By Chitralekha Basu | China Daily | Updated: 2009-06-09 08:08

Erudite confusion

Dressed in a sharp, light summer frock, Professor Yu Dan sits in the cafeteria of a posh Beijing hotel, sipping from a largish glass of green tea. Just back from a book tour in London, where the English translation of her phenomenally-successful discourse on Confucian ideas was launched with due fanfare, the professor of media studies with Beijing Normal University-turned TV show hostess-turned bestseller-author is visibly glowing.

Booked for a month-long tour to promote the new English edition of her work - Confucius from the Heart: Ancient Wisdom for Today's World, (translated by Esther Tyldesley and published by Pan Macmillan in collaboration with Zhonghua Books) - across Chinese mainland and abroad, Yu seems raring to go.
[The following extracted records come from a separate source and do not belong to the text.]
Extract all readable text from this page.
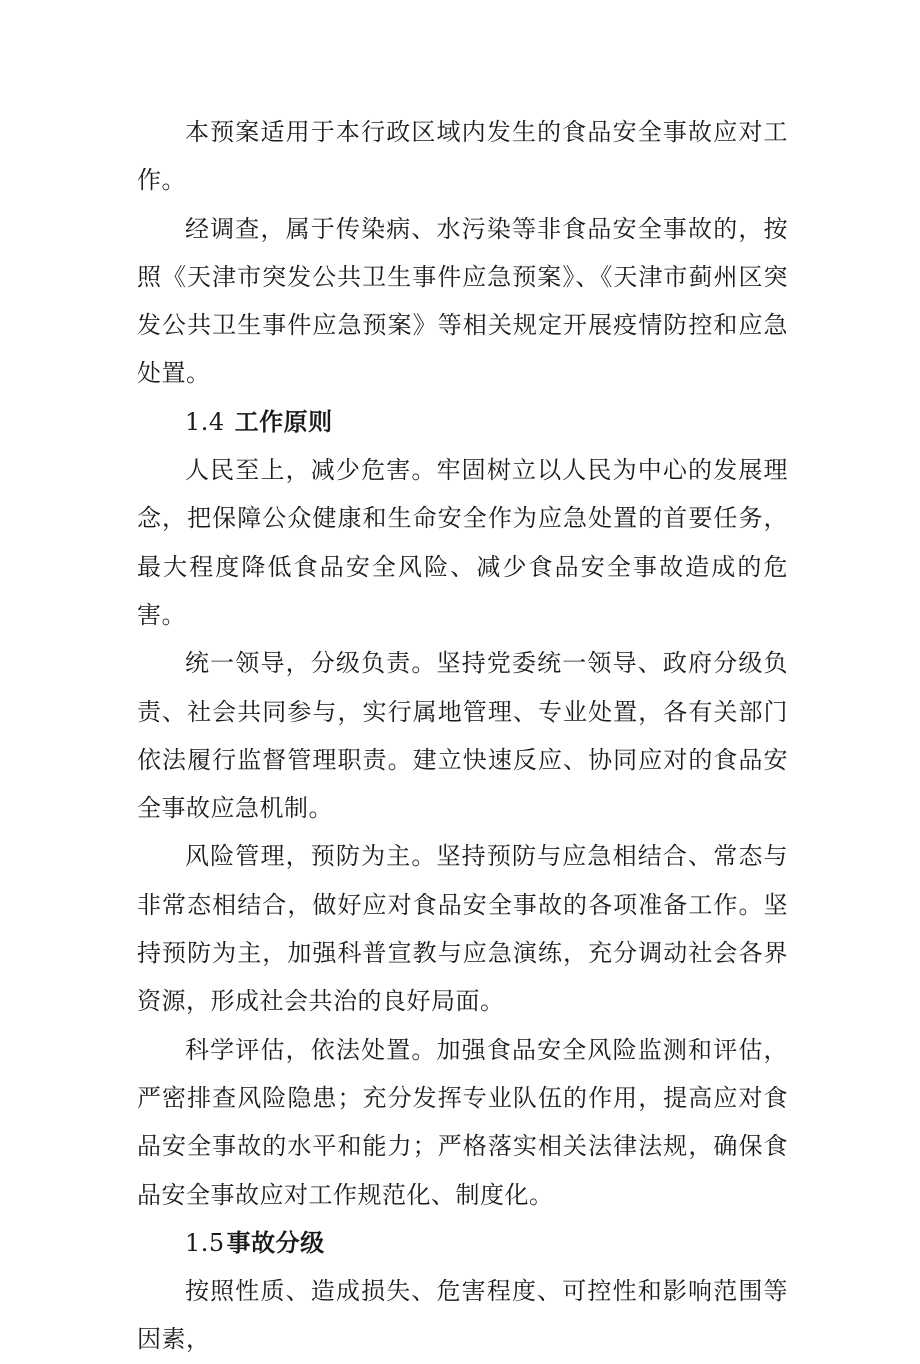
本预案适用于本行政区域内发生的食品安全事故应对工作。

经调查，属于传染病、水污染等非食品安全事故的，按照《天津市突发公共卫生事件应急预案》、《天津市蓟州区突发公共卫生事件应急预案》等相关规定开展疫情防控和应急处置。

1.4 工作原则

人民至上，减少危害。牢固树立以人民为中心的发展理念，把保障公众健康和生命安全作为应急处置的首要任务，最大程度降低食品安全风险、减少食品安全事故造成的危害。

统一领导，分级负责。坚持党委统一领导、政府分级负责、社会共同参与，实行属地管理、专业处置，各有关部门依法履行监督管理职责。建立快速反应、协同应对的食品安全事故应急机制。

风险管理，预防为主。坚持预防与应急相结合、常态与非常态相结合，做好应对食品安全事故的各项准备工作。坚持预防为主，加强科普宣教与应急演练，充分调动社会各界资源，形成社会共治的良好局面。

科学评估，依法处置。加强食品安全风险监测和评估，严密排查风险隐患；充分发挥专业队伍的作用，提高应对食品安全事故的水平和能力；严格落实相关法律法规，确保食品安全事故应对工作规范化、制度化。

1.5事故分级

按照性质、造成损失、危害程度、可控性和影响范围等因素，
Like her book, based on a series of lectures she presented on CCTV's Lecture Room, she comes across as sensitive, easy-going, genial, sometimes digressive but hugely accessible.

After all, you don't sell four million copies everyday, as the Chinese original, Thinking of the Analects of Confucius, has done in the three years that it has been around. This time Pan Macmillan has put out a modest 20,000 copies in English for Asia Pacific, according to Daniel Watts, who heads the publishing chain in the region, not counting the stocks earmarked for the UK, USA and Australia.